Identification of synergistic control for ozone and PM2.5 pollution during a large-scale emission reduction in China

Abstract

A large-scale emission reduction during the COVID-19 outbreak provide a unique opportunity for exploring an effective ozone (O3) and fine particulates (PM2.5) co-control strategy. A notable spatiotemporal heterogeneities of the O3-precursor sensitivity (OPS) variations was noticed during the lockdown, which was collectively governed by the difference in emission structures and emission change tracks.
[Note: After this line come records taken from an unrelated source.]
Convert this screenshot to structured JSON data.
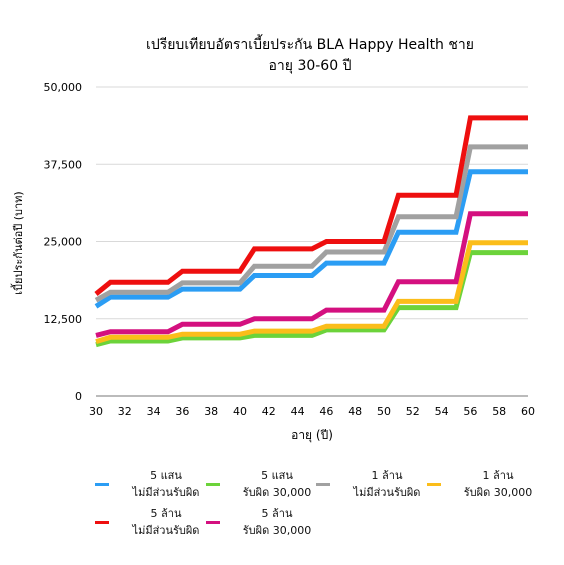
{
  "chart_data": {
    "type": "line",
    "title": "เปรียบเทียบอัตราเบี้ยประกัน BLA Happy Health ชาย",
    "subtitle": "อายุ 30-60 ปี",
    "xlabel": "อายุ (ปี)",
    "ylabel": "เบี้ยประกันต่อปี (บาท)",
    "xlim": [
      30,
      60
    ],
    "ylim": [
      0,
      50000
    ],
    "x_ticks": [
      "30",
      "32",
      "34",
      "36",
      "38",
      "40",
      "42",
      "44",
      "46",
      "48",
      "50",
      "52",
      "54",
      "56",
      "58",
      "60"
    ],
    "y_ticks": [
      "0",
      "12,500",
      "25,000",
      "37,500",
      "50,000"
    ],
    "x_tick_values": [
      30,
      32,
      34,
      36,
      38,
      40,
      42,
      44,
      46,
      48,
      50,
      52,
      54,
      56,
      58,
      60
    ],
    "y_tick_values": [
      0,
      12500,
      25000,
      37500,
      50000
    ],
    "grid": "horizontal",
    "legend_position": "bottom",
    "x": [
      30,
      31,
      35,
      36,
      40,
      41,
      45,
      46,
      50,
      51,
      55,
      56,
      60
    ],
    "series": [
      {
        "name": "5 แสน\nไม่มีส่วนรับผิด",
        "color": "#2b9df4",
        "values": [
          14500,
          16000,
          16000,
          17300,
          17300,
          19500,
          19500,
          21500,
          21500,
          26500,
          26500,
          36300,
          36300
        ]
      },
      {
        "name": "5 แสน\nรับผิด 30,000",
        "color": "#6cd33a",
        "values": [
          8300,
          8900,
          8900,
          9400,
          9400,
          9800,
          9800,
          10700,
          10700,
          14300,
          14300,
          23200,
          23200
        ]
      },
      {
        "name": "1 ล้าน\nไม่มีส่วนรับผิด",
        "color": "#a1a1a1",
        "values": [
          15500,
          16800,
          16800,
          18300,
          18300,
          21000,
          21000,
          23300,
          23300,
          29000,
          29000,
          40300,
          40300
        ]
      },
      {
        "name": "1 ล้าน\nรับผิด 30,000",
        "color": "#fbbd1a",
        "values": [
          8800,
          9500,
          9500,
          10000,
          10000,
          10500,
          10500,
          11300,
          11300,
          15300,
          15300,
          24800,
          24800
        ]
      },
      {
        "name": "5 ล้าน\nไม่มีส่วนรับผิด",
        "color": "#ee0f0f",
        "values": [
          16500,
          18400,
          18400,
          20200,
          20200,
          23800,
          23800,
          25000,
          25000,
          32500,
          32500,
          45000,
          45000
        ]
      },
      {
        "name": "5 ล้าน\nรับผิด 30,000",
        "color": "#d4107f",
        "values": [
          9800,
          10400,
          10400,
          11600,
          11600,
          12500,
          12500,
          13900,
          13900,
          18500,
          18500,
          29500,
          29500
        ]
      }
    ]
  }
}
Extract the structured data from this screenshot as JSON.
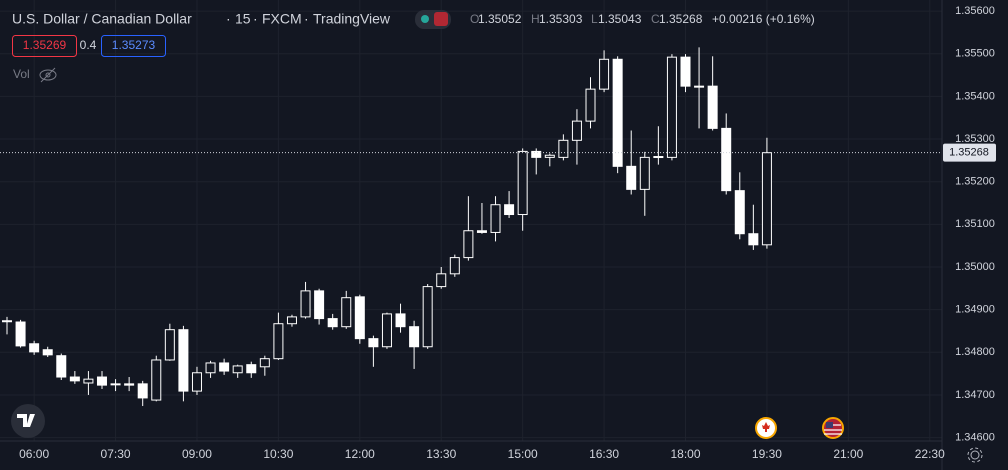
{
  "header": {
    "symbol": "U.S. Dollar / Canadian Dollar",
    "separator": "·",
    "interval": "15",
    "source": "FXCM",
    "platform": "TradingView",
    "open_label": "O",
    "high_label": "H",
    "low_label": "L",
    "close_label": "C",
    "change": "+0.00216 (+0.16%)",
    "bid": "1.35269",
    "spread": "0.4",
    "ask": "1.35273",
    "volume_label": "Vol"
  },
  "chart_data": {
    "type": "candlestick",
    "x": [
      null,
      null,
      "06:00",
      null,
      null,
      null,
      null,
      null,
      "07:30",
      null,
      null,
      null,
      null,
      null,
      "09:00",
      null,
      null,
      null,
      null,
      null,
      "10:30",
      null,
      null,
      null,
      null,
      null,
      "12:00",
      null,
      null,
      null,
      null,
      null,
      "13:30",
      null,
      null,
      null,
      null,
      null,
      "15:00",
      null,
      null,
      null,
      null,
      null,
      "16:30",
      null,
      null,
      null,
      null,
      null,
      "18:00",
      null,
      null,
      null,
      null,
      null,
      "19:30",
      null,
      null,
      null,
      null,
      null,
      "21:00",
      null,
      null,
      null,
      null,
      null,
      "22:30"
    ],
    "open": [
      1.34874,
      1.34871,
      1.3482,
      1.34806,
      1.34792,
      1.34742,
      1.34728,
      1.34742,
      1.34726,
      1.34726,
      1.34726,
      1.34688,
      1.34782,
      1.34853,
      1.34709,
      1.34752,
      1.34775,
      1.34752,
      1.34771,
      1.34766,
      1.34785,
      1.34867,
      1.34883,
      1.34944,
      1.34879,
      1.3486,
      1.3493,
      1.34832,
      1.34813,
      1.3489,
      1.3486,
      1.34813,
      1.34954,
      1.34984,
      1.35022,
      1.35085,
      1.35081,
      1.35146,
      1.35123,
      1.35271,
      1.35257,
      1.35257,
      1.35297,
      1.35342,
      1.35417,
      1.35487,
      1.35236,
      1.35182,
      1.35257,
      1.35257,
      1.35492,
      1.35424,
      1.35424,
      1.35325,
      1.35179,
      1.35078,
      1.35052,
      null,
      null,
      null,
      null,
      null,
      null,
      null,
      null,
      null,
      null,
      null,
      null
    ],
    "high": [
      1.34883,
      1.34876,
      1.34827,
      1.34813,
      1.34797,
      1.34756,
      1.34756,
      1.34756,
      1.34737,
      1.34742,
      1.34733,
      1.34792,
      1.34867,
      1.34862,
      1.34766,
      1.3478,
      1.34785,
      1.34771,
      1.34778,
      1.34792,
      1.34893,
      1.34888,
      1.34965,
      1.34949,
      1.3489,
      1.34944,
      1.34935,
      1.34839,
      1.34893,
      1.34914,
      1.34874,
      1.3496,
      1.35,
      1.35029,
      1.35166,
      1.3515,
      1.35166,
      1.35178,
      1.35278,
      1.35278,
      1.35266,
      1.35311,
      1.3537,
      1.35445,
      1.35508,
      1.35494,
      1.3532,
      1.3527,
      1.3533,
      1.35499,
      1.35499,
      1.35515,
      1.35494,
      1.3536,
      1.35222,
      1.35146,
      1.35303,
      null,
      null,
      null,
      null,
      null,
      null,
      null,
      null,
      null,
      null,
      null,
      null
    ],
    "low": [
      1.34842,
      1.34811,
      1.34794,
      1.34789,
      1.34735,
      1.34726,
      1.347,
      1.34714,
      1.34709,
      1.34709,
      1.34674,
      1.34685,
      1.3478,
      1.34685,
      1.347,
      1.3474,
      1.34747,
      1.3474,
      1.3474,
      1.34745,
      1.34782,
      1.3486,
      1.34879,
      1.34865,
      1.34853,
      1.34855,
      1.3482,
      1.34766,
      1.34808,
      1.34846,
      1.34761,
      1.34808,
      1.34949,
      1.34977,
      1.35015,
      1.35078,
      1.3506,
      1.35115,
      1.35085,
      1.35217,
      1.35236,
      1.3525,
      1.3524,
      1.35325,
      1.3541,
      1.3522,
      1.3517,
      1.3512,
      1.3524,
      1.3525,
      1.3541,
      1.35325,
      1.3532,
      1.3517,
      1.35065,
      1.3504,
      1.35043,
      null,
      null,
      null,
      null,
      null,
      null,
      null,
      null,
      null,
      null,
      null,
      null
    ],
    "close": [
      1.34874,
      1.34815,
      1.34801,
      1.34794,
      1.34742,
      1.34733,
      1.34737,
      1.34723,
      1.34726,
      1.34723,
      1.34693,
      1.34782,
      1.34853,
      1.34709,
      1.34752,
      1.34775,
      1.34756,
      1.34768,
      1.34752,
      1.34785,
      1.34867,
      1.34883,
      1.34944,
      1.34879,
      1.3486,
      1.34928,
      1.34832,
      1.34813,
      1.3489,
      1.3486,
      1.34813,
      1.34954,
      1.34984,
      1.35022,
      1.35085,
      1.35081,
      1.35146,
      1.35123,
      1.35271,
      1.35257,
      1.35262,
      1.35297,
      1.35342,
      1.35417,
      1.35487,
      1.35236,
      1.35182,
      1.35257,
      1.35259,
      1.35492,
      1.35424,
      1.35424,
      1.35325,
      1.35179,
      1.35078,
      1.35052,
      1.35268,
      null,
      null,
      null,
      null,
      null,
      null,
      null,
      null,
      null,
      null,
      null,
      null
    ],
    "up_color": "#ffffff",
    "down_color": "#ffffff",
    "ylim": [
      1.34592,
      1.35626
    ],
    "yticks": [
      {
        "value": 1.346,
        "label": "1.34600"
      },
      {
        "value": 1.347,
        "label": "1.34700"
      },
      {
        "value": 1.348,
        "label": "1.34800"
      },
      {
        "value": 1.349,
        "label": "1.34900"
      },
      {
        "value": 1.35,
        "label": "1.35000"
      },
      {
        "value": 1.351,
        "label": "1.35100"
      },
      {
        "value": 1.352,
        "label": "1.35200"
      },
      {
        "value": 1.353,
        "label": "1.35300"
      },
      {
        "value": 1.354,
        "label": "1.35400"
      },
      {
        "value": 1.355,
        "label": "1.35500"
      },
      {
        "value": 1.356,
        "label": "1.35600"
      }
    ],
    "grid": true
  }
}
Indicated by the close relationship between O3 and PM2.5 changes and the OPS, we found that shifting the OPS toward the NOx-limited regime is a pre-requisite for O3 and PM2.5 co-control to a large extent. By tracking O3 and PM2.5 changes response to the different emission reduction path, both the “NOx only” and “VOC only” path has inevitable limitations. Followed by the difference in OPS variations, the tipping-point between the VOCs control and NOx control strategy varied greatly in YRD, PRD, and HB, with values of 30%, 10%, and 20%, respectively. This study has important implications on the O3 and PM2.5 co-control philosophy which can helps policymakers to avoid the rebound of O3 and PM2.5 levels in response to the imbalanced control strategy in the future, and underscored the importance of strengthening NOx emission reduction to make OPS shifting into the NOx-limited regime as quickly as possible.